Belron’s Sales Increase, U.S. Profit Falls Slightly

Belgium-based D’Ieteren, parent company to Belron, which owns Safelite AutoGlass, reported that its automotive repair and replacement business, before taxes, reached $109.6 million USD (92 million EUR), up 6.2 percent over the previous year, according to the company’s half-year report. 

Year-over-year sales increased 6 percent, including a 5.3 percent organic increase, a 1.2 percent increase from acquisitions and a 0.1 percent positive currency translation affect, partially offset by a decrease of 0.6 percent from trading day, according to the company. Organic sales increased 5.3 percent—6.7 percent in Europe and 4.1 percent outside of Europe.

“Profitability was up in most European markets with in particular solid improvements in France and Germany. The UK realized a small profit compared to a loss in H1 2016. Many of the smaller European countries also delivered encouraging results,” the report states.

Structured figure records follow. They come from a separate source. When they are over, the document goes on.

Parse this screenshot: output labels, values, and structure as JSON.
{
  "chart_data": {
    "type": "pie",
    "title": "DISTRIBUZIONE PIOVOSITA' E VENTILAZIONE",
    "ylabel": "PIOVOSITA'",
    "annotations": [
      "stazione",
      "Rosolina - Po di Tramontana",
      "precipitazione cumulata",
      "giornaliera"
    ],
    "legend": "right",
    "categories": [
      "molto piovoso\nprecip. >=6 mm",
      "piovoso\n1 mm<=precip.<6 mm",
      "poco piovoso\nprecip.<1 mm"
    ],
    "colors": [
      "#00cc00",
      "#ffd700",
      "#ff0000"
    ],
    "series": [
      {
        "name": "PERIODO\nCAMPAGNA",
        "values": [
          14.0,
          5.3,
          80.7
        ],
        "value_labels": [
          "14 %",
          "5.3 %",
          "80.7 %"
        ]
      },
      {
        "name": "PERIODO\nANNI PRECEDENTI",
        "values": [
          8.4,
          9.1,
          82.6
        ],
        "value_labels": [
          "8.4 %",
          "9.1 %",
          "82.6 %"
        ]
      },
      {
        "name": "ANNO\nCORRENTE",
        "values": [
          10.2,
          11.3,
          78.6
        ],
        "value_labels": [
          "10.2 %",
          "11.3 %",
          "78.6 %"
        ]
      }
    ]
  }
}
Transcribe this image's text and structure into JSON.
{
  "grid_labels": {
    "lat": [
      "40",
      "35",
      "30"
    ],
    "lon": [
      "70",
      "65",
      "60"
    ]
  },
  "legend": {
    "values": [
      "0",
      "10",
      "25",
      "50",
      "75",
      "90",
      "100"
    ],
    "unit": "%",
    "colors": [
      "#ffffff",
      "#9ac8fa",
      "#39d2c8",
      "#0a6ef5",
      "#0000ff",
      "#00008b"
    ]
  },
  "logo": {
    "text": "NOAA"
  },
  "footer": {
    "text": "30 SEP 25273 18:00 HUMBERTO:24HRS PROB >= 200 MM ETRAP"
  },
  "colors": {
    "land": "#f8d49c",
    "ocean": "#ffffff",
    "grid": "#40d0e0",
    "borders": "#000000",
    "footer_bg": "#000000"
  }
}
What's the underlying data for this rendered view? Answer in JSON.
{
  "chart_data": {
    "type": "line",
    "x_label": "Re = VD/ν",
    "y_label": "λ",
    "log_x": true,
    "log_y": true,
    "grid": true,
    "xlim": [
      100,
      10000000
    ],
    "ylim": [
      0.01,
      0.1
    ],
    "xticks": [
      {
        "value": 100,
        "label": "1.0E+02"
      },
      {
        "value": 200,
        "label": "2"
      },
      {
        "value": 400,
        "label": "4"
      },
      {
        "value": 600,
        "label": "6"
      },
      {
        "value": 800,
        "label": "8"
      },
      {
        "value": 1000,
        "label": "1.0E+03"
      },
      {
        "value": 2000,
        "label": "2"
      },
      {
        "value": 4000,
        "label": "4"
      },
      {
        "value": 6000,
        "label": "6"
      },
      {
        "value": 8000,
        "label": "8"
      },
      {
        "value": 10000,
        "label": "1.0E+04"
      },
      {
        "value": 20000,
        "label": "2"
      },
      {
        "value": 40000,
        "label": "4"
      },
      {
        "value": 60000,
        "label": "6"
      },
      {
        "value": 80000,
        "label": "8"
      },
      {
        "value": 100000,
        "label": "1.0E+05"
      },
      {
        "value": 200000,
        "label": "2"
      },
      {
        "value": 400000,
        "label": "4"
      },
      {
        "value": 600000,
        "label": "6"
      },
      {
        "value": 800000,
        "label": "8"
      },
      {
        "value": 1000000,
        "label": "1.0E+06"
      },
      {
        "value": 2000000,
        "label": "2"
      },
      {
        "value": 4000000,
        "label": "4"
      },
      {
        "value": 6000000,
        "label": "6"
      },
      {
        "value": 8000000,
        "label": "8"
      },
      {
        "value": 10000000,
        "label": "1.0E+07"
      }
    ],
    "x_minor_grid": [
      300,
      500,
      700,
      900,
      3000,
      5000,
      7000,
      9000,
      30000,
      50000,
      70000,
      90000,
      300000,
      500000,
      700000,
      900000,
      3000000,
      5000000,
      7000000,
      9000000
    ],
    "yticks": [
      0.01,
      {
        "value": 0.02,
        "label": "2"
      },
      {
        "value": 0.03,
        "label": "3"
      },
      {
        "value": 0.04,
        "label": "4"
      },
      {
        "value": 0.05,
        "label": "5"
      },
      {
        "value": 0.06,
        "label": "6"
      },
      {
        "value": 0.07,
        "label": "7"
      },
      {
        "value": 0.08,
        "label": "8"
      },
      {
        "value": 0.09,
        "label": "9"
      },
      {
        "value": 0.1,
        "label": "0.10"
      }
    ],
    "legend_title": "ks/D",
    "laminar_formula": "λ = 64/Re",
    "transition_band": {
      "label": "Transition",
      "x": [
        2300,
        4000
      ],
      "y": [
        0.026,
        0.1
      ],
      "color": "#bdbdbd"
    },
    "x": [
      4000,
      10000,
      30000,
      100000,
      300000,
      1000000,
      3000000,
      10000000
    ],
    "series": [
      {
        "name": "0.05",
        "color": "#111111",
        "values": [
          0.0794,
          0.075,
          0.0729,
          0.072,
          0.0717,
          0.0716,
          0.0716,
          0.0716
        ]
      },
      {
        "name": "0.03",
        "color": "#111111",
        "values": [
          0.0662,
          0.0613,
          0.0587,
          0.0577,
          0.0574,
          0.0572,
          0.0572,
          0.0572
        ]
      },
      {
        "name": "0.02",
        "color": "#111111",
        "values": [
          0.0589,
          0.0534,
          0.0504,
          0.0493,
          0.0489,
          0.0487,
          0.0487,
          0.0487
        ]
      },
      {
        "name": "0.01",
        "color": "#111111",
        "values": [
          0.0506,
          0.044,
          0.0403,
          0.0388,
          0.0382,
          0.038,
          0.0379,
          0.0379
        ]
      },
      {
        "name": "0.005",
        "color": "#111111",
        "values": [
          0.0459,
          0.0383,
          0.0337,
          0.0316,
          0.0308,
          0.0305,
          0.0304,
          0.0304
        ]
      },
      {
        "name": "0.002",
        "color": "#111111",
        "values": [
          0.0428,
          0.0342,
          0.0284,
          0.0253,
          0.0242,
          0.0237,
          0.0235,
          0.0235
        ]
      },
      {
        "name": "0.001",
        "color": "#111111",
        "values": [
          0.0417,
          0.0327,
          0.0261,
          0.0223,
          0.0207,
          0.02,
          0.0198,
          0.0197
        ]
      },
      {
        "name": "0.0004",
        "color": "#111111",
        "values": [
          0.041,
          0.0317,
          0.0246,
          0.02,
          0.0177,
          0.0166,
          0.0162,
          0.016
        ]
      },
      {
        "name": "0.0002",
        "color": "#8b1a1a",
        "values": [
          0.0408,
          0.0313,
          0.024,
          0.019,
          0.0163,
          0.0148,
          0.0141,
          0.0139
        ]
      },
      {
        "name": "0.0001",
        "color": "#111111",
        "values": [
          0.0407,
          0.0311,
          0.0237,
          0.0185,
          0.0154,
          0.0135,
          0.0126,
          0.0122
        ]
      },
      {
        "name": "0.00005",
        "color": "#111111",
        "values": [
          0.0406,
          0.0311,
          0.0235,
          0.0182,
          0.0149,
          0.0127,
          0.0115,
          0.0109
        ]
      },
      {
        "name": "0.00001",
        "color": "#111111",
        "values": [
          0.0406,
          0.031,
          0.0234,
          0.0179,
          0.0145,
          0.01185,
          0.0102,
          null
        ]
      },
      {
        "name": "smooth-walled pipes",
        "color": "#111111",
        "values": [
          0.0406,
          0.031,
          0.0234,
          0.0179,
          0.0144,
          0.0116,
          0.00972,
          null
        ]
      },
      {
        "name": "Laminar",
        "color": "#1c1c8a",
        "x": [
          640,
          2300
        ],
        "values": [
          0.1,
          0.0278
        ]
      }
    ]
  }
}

The U.S. produced lower profitability which Belron says was due to a mild winter in the Northeast, as well as additional costs related to the company’s service extension program, the report noted. However, the negative impact was slightly offset by growth in Canada and Germany.

“The [AGRR] business has also made good progress on its service extension ambition. The acquisition of CARe Carrosserie, a Belgian specialist in automotive damage repair was completed on 31 March 2017,” the report reads. “In July 2017, Belron announced the signing of an agreement to acquire Eurocar Point, a franchise network of 250 body shops in Italy. The deal is expected to close in September 2017. In addition to these acquisitions, the company substantially expanded its claims management activities with 1.9 million consumers served in H1 2017 representing a 17-percent rise compared to H1 2016.”

Looking ahead, the company says it expects to have moderate organic sales growth and a slightly lower adjusted result before tax for the 2017 fiscal year. According to the report, this is due to additional costs relating to its service extension program, higher charges for a long-term management incentive program and a weaker U.S. dollar.